To confirm this cause of the problem: Use the QBrowser demo application to inspect the contents of the dead message queue (see To Inspect the Dead Message Queue).
Check whether the JMS_SUN_DMQ_UNDELIVERED_REASON property of messages in the queue has the value REMOVE_OLDEST or REMOVE_LOW_PRIORITY.
To resolve the problem: Increase the destination limits. For example:
imqcmd update dst -n MyDest -o maxNumMsgs=1000
Possible cause: Message timeout value is expiring.
The broker deletes messages whose timeout value has expired.
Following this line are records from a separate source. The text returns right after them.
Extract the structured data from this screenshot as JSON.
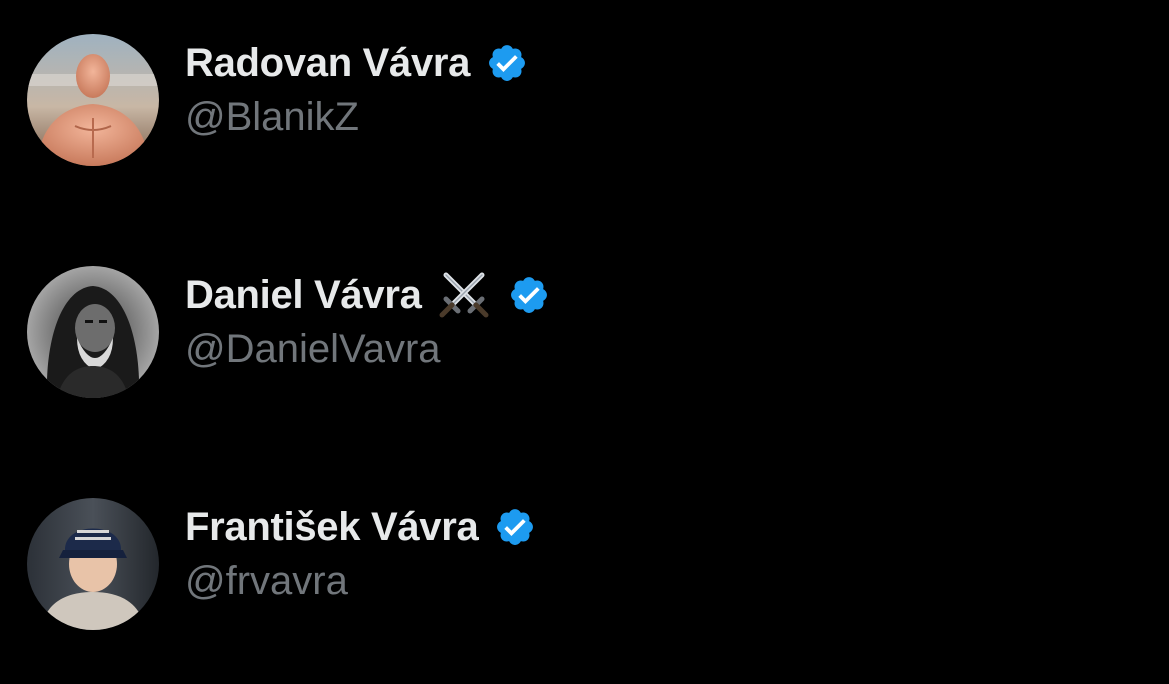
{
  "colors": {
    "background": "#000000",
    "name_text": "#e7e9ea",
    "handle_text": "#71767b",
    "verified_blue": "#1d9bf0"
  },
  "users": [
    {
      "display_name": "Radovan Vávra",
      "handle": "@BlanikZ",
      "emoji": "",
      "verified": true,
      "verified_icon": "verified-badge-icon",
      "avatar_icon": "avatar-shirtless-man-photo"
    },
    {
      "display_name": "Daniel Vávra",
      "handle": "@DanielVavra",
      "emoji": "⚔️",
      "emoji_icon": "crossed-swords-icon",
      "verified": true,
      "verified_icon": "verified-badge-icon",
      "avatar_icon": "avatar-hooded-bearded-man-photo"
    },
    {
      "display_name": "František Vávra",
      "handle": "@frvavra",
      "emoji": "",
      "verified": true,
      "verified_icon": "verified-badge-icon",
      "avatar_icon": "avatar-man-in-cap-photo"
    }
  ]
}
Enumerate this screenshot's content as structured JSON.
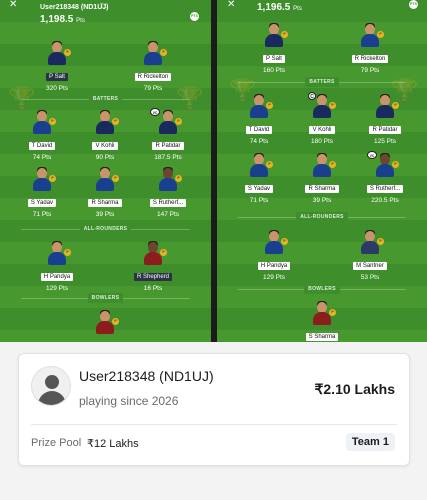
{
  "left_panel": {
    "username": "User218348 (ND1UJ)",
    "team_tag": "T1",
    "points": "1,198.5",
    "points_unit": "Pts",
    "pts_icon_text": "PTS",
    "sections": {
      "batters": "BATTERS",
      "all_rounders": "ALL-ROUNDERS",
      "bowlers": "BOWLERS"
    },
    "players": [
      {
        "name": "P Salt",
        "pts": "320 Pts"
      },
      {
        "name": "R Rickelton",
        "pts": "79 Pts"
      },
      {
        "name": "T David",
        "pts": "74 Pts"
      },
      {
        "name": "V Kohli",
        "pts": "90 Pts"
      },
      {
        "name": "R Patidar",
        "pts": "187.5 Pts"
      },
      {
        "name": "S Yadav",
        "pts": "71 Pts"
      },
      {
        "name": "R Sharma",
        "pts": "39 Pts"
      },
      {
        "name": "S Rutherf...",
        "pts": "147 Pts"
      },
      {
        "name": "H Pandya",
        "pts": "129 Pts"
      },
      {
        "name": "R Shepherd",
        "pts": "16 Pts"
      }
    ],
    "captain_label": "C",
    "vice_captain_label": "VC"
  },
  "right_panel": {
    "points": "1,196.5",
    "points_unit": "Pts",
    "pts_icon_text": "PTS",
    "sections": {
      "batters": "BATTERS",
      "all_rounders": "ALL-ROUNDERS",
      "bowlers": "BOWLERS"
    },
    "players": [
      {
        "name": "P Salt",
        "pts": "160 Pts"
      },
      {
        "name": "R Rickelton",
        "pts": "79 Pts"
      },
      {
        "name": "T David",
        "pts": "74 Pts"
      },
      {
        "name": "V Kohli",
        "pts": "180 Pts"
      },
      {
        "name": "R Patidar",
        "pts": "125 Pts"
      },
      {
        "name": "S Yadav",
        "pts": "71 Pts"
      },
      {
        "name": "R Sharma",
        "pts": "39 Pts"
      },
      {
        "name": "S Rutherf...",
        "pts": "220.5 Pts"
      },
      {
        "name": "H Pandya",
        "pts": "129 Pts"
      },
      {
        "name": "M Santner",
        "pts": "53 Pts"
      },
      {
        "name": "S Sharma",
        "pts": ""
      }
    ],
    "captain_label": "C",
    "vice_captain_label": "VC"
  },
  "player_badge": "P",
  "card": {
    "username": "User218348 (ND1UJ)",
    "playing_since": "playing since 2026",
    "winnings": "₹2.10 Lakhs",
    "prize_pool_label": "Prize Pool",
    "prize_pool_value": "₹12 Lakhs",
    "team_label": "Team 1"
  },
  "colors": {
    "pitch": "#3e8f2c",
    "light_tag": "#ffffff",
    "dark_tag": "#2b3345",
    "player_badge": "#e5b327"
  }
}
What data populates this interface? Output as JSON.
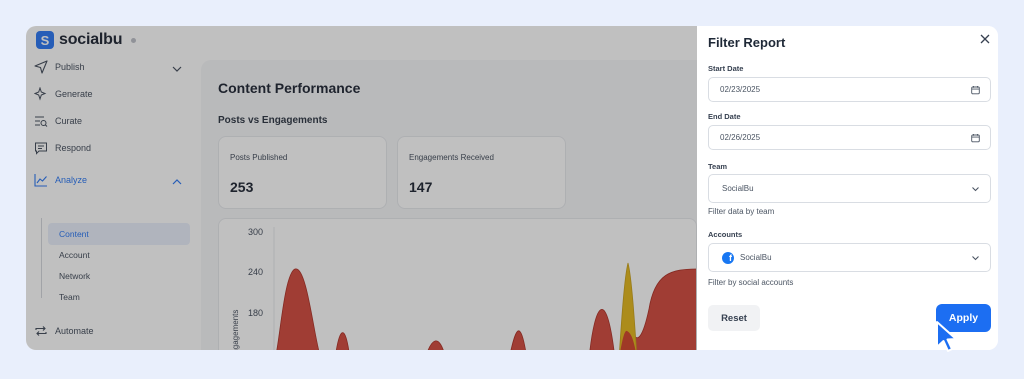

If a destination gets sufficiently backlogged with messages, messages whose time-to-live value is too short might be deleted.
To confirm this cause of the problem: Use the QBrowser demo application to inspect the contents of the dead message queue (see To Inspect the Dead Message Queue).
Check whether the JMS_SUN_DMQ_UNDELIVERED_REASON property of messages in the queue has the value EXPIRED.
To resolve the problem: Contact the application developers and have them increase the time-to-live value.
Possible cause: The broker clock and producer clock are not synchronized.
If clocks are not synchronized, broker calculations of message lifetimes can be wrong, causing messages to exceed their expiration times and be deleted.
To confirm this cause of the problem: Use the QBrowser demo application to inspect the contents of the dead message queue (see To Inspect the Dead Message Queue).
Check whether the JMS_SUN_DMQ_UNDELIVERED_REASON property of messages in the queue has the value EXPIRED.
In the broker log file, look for any of the following messages: B2102, B2103, B2104. These messages all report that possible clock skew was detected.
To resolve the problem: Check that you are running a time synchronization program, as described in Preparing System Resources.
Possible cause: Consuming client failed to start message delivery on a connection.
Messages cannot be delivered until client code establishes a connection and starts message delivery on the connection.
To confirm this cause of the problem: Check that client code establishes a connection and starts message delivery.
To resolve the problem: Rewrite the client code to establish a connection and start message delivery.